Lawsuits related to Navitas wind projects in Ogle and Stephenson counties have lasted for years.
In Stephenson County, a lawsuit filed in 2007 by 10 landowners was eventually settled in August, effectively delaying a $120 million wind farm between Freeport and Dakota until at least 2011.
Ogle County has also been in litigation since early 2007, because of local and federal lawsuits related to Navitas’ Baileyville wind farm project.
“Both of those cases have been dismissed at their trial level, and they are now at the appellate court level,” Ogle County State’s Attorney Ben Roe reported. “We haven’t been able to move forward with this [wind project]. It was stayed by the court until there’s finality to these cases.”
Even if appellate decisions uphold the previous rulings, an end to the litigation may not be in sight.
“If they affirm the local court’s decision, then there’s always the option that the plaintiff could ask for leave to file to the Supreme Court, which could again push back the finality to this,” Roe said. “It’s hard to anticipate how much longer these cases are gonna go on.”

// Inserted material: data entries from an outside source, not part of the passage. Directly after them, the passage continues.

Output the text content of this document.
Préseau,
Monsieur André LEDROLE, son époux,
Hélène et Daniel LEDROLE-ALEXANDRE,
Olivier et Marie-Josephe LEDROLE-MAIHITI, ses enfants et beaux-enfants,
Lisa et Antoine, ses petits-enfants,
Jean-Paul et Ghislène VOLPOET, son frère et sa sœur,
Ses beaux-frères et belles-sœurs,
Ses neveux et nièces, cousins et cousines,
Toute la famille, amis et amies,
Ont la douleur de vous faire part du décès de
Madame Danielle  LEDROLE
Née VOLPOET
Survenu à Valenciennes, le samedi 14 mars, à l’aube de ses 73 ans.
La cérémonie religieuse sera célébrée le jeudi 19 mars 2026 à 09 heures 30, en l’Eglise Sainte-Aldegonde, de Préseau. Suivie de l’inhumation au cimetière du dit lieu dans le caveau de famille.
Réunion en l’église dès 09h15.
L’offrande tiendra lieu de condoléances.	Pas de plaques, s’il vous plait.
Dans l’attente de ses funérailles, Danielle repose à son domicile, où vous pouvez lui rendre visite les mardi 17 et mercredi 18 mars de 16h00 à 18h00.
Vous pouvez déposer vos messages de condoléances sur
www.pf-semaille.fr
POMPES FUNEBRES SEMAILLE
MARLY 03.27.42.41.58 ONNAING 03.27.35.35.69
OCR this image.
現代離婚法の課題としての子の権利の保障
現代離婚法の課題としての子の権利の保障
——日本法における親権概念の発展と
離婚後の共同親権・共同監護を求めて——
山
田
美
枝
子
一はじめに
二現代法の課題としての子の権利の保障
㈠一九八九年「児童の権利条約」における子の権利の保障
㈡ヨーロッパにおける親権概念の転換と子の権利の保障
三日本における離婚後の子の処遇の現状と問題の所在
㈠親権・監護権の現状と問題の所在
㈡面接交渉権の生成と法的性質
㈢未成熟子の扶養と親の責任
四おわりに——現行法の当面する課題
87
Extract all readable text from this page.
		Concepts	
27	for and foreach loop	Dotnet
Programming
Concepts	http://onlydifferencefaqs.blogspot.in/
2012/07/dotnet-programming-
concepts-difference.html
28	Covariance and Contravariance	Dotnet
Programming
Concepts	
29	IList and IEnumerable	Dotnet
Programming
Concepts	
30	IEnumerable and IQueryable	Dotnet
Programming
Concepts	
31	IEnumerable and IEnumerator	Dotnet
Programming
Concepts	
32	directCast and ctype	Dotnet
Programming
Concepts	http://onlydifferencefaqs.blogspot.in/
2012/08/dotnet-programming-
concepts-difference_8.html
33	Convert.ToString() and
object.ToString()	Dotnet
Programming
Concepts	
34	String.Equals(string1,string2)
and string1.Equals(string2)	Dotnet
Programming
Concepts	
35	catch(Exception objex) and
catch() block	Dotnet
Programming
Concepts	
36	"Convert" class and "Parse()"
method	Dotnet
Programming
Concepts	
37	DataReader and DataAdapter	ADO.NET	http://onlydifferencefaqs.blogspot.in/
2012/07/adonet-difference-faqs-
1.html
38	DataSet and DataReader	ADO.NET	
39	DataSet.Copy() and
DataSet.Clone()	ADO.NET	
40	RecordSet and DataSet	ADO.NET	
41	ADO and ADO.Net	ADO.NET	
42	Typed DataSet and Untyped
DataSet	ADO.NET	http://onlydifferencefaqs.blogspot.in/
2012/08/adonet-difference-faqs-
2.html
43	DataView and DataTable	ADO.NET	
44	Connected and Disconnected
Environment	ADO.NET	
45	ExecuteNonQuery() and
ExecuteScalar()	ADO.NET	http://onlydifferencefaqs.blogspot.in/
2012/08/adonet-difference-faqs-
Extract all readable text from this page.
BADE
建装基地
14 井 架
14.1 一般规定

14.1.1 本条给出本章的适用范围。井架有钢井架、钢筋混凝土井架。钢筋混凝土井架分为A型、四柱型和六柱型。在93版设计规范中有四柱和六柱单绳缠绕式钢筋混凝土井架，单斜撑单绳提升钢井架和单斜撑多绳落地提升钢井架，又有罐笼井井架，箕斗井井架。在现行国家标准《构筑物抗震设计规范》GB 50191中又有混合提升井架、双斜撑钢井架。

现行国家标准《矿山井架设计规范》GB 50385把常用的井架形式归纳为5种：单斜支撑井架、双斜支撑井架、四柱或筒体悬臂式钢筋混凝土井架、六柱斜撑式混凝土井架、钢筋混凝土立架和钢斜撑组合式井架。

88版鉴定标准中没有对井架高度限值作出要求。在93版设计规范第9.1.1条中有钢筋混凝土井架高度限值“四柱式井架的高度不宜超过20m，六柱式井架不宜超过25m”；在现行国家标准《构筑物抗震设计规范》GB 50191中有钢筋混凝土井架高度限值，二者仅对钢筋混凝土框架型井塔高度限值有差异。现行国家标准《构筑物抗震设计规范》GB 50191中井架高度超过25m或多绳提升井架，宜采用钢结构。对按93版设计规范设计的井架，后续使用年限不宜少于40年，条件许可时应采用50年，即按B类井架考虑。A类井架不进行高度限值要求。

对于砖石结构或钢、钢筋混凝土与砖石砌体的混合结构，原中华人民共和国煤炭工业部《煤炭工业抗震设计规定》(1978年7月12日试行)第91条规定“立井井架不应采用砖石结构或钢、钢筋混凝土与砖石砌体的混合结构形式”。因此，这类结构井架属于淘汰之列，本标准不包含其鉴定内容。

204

Asked why he ultimately voted in favor of an ordinance he fears could result in litigation, Gorski responded, “I support the wind farms in principle, but object to the process we used to approve the text amendment, and propose to use to approve the wind farms.
“My major concern with the wind farm text amendment, which I have stated repeatedly in public meetings, is that I believe state law requires us to have a public hearing to review each wind farm application,” he explained. “I had hoped to put that hearing language in our ordinance so we all knew what the process was. The hearing language never made it into our ordinance. However, if state law requires a hearing for each application, we are still bound to hold that hearing, regardless of whether we mention it in our ordinance or not.”
Gorski indicated, “I will continue to work to have public hearings for all wind farm applications, because if we fail to hold hearings for each application, I believe the county is opening itself up to lawsuits.”
Meantime, Navitas officials expect to present a formal proposal by early December.
However, again, construction could potentially be delayed up to two years or more if a lawsuit is filed, as indicated by the lawsuits against wind projects in Ogle and Stephenson counties.